Fig. 4.

Identification of potential DOPr-interacting proteins from brains of FLAG-DOPr-KI mice. (A) Immunoprecipitation of FLAG-DOPr (∼50-kDa band) was performed on forebrain lysates from WT, KI, and KO mice using a M2 mouse monoclonal anti-FLAG antibody immobilized on magnetic beads. Immunoblotting was carried out using a rabbit polyclonal anti-FLAG antibody. Following LC-MS/MS analysis of immunoprecipitated FLAG-DOPr from the forebrain of KI mice, identified DOPr-interacting proteins were classified according to their cellular localization using the PANTHER Classification System online tool (B) and reported molecular functions covering intracellular trafficking (blue), folding (purple), signal transduction (yellow), and proteins belonging to the receptor/channel/transporter families (red) (C). Previously reported DOPr interactors are identified in green (C).
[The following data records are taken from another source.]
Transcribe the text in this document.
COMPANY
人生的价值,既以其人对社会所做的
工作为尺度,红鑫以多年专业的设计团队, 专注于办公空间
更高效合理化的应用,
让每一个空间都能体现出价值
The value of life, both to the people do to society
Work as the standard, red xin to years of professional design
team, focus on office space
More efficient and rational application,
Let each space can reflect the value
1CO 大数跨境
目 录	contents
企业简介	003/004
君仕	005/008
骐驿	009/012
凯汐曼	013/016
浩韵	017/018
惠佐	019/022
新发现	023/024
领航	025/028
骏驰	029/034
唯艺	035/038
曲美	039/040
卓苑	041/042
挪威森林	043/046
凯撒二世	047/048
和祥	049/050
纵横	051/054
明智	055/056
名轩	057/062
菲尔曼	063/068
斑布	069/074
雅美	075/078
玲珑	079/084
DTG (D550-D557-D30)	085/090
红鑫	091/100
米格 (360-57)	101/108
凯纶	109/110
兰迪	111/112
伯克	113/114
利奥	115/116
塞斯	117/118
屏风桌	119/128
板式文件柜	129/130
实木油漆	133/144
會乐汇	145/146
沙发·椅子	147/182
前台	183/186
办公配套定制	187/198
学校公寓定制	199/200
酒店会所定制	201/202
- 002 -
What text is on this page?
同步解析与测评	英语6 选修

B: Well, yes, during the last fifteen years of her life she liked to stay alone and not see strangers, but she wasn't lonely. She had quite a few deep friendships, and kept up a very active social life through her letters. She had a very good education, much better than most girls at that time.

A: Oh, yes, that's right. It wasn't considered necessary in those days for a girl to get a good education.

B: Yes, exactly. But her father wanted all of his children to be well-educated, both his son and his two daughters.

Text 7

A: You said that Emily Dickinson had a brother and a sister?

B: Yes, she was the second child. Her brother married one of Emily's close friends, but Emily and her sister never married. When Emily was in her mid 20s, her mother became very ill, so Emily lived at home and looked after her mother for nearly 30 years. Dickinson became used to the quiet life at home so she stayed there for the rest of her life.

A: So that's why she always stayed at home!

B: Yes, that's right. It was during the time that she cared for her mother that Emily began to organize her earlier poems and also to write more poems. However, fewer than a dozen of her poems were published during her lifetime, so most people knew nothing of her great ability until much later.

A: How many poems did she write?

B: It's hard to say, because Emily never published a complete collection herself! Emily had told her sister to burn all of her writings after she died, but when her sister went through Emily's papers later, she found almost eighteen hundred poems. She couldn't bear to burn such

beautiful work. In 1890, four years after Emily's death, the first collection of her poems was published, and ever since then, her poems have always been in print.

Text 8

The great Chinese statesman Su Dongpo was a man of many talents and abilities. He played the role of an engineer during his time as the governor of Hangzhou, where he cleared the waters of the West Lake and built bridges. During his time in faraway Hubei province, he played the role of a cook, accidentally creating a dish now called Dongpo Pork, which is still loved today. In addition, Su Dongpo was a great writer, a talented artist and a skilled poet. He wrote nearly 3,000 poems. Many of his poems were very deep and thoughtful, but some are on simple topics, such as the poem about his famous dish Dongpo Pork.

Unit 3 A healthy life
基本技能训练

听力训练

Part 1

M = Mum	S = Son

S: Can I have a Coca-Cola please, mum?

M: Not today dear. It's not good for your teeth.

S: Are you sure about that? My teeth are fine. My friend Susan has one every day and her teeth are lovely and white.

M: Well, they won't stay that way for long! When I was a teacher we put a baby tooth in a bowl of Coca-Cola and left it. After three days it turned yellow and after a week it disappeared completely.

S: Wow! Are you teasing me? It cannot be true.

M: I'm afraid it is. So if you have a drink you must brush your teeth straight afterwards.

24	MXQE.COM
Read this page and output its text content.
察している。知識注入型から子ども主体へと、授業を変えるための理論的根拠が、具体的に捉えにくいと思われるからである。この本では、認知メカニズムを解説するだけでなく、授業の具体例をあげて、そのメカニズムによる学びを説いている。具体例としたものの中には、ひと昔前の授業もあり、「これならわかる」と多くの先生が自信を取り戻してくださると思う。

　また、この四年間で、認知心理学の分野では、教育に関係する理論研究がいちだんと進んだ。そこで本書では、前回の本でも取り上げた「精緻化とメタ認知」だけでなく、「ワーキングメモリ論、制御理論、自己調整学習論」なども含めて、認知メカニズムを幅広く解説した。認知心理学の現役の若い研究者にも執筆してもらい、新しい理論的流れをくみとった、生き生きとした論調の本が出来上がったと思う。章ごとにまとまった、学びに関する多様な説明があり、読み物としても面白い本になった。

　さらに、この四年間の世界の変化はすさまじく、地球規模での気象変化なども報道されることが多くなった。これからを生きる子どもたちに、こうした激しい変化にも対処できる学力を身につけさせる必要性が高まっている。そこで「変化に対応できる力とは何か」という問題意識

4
In order to validate an endogenous interaction, immunoprecipitation of FLAG-DOPr from brain lysates of KO and KI mice was carried out using a M2 mouse monoclonal anti-FLAG antibody immobilized on magnetic beads and immunoblotting was performed using a rabbit polyclonal anti-VPS41 antibody (D). Further validation of DOPr-interacting proteins was assessed in lysates of HEK293 cells transiently expressing the human FLAG-DOPr and (E) ARF6-HA or (F) HA-Rabaptin-5 using a M2 mouse monoclonal anti-FLAG antibody. Immunoblotting of the receptor was carried out with FLAG-specific rabbit polyclonal antibody (D–F), and ARF6-HA and HA-Rabaptin-5 were immunoblotted using HA-specific HRP-conjugated antibodies. (A and D–F) Blots shown are representative of at least three independent experiments. IB, immunoblotting; IP, immunoprecipitation.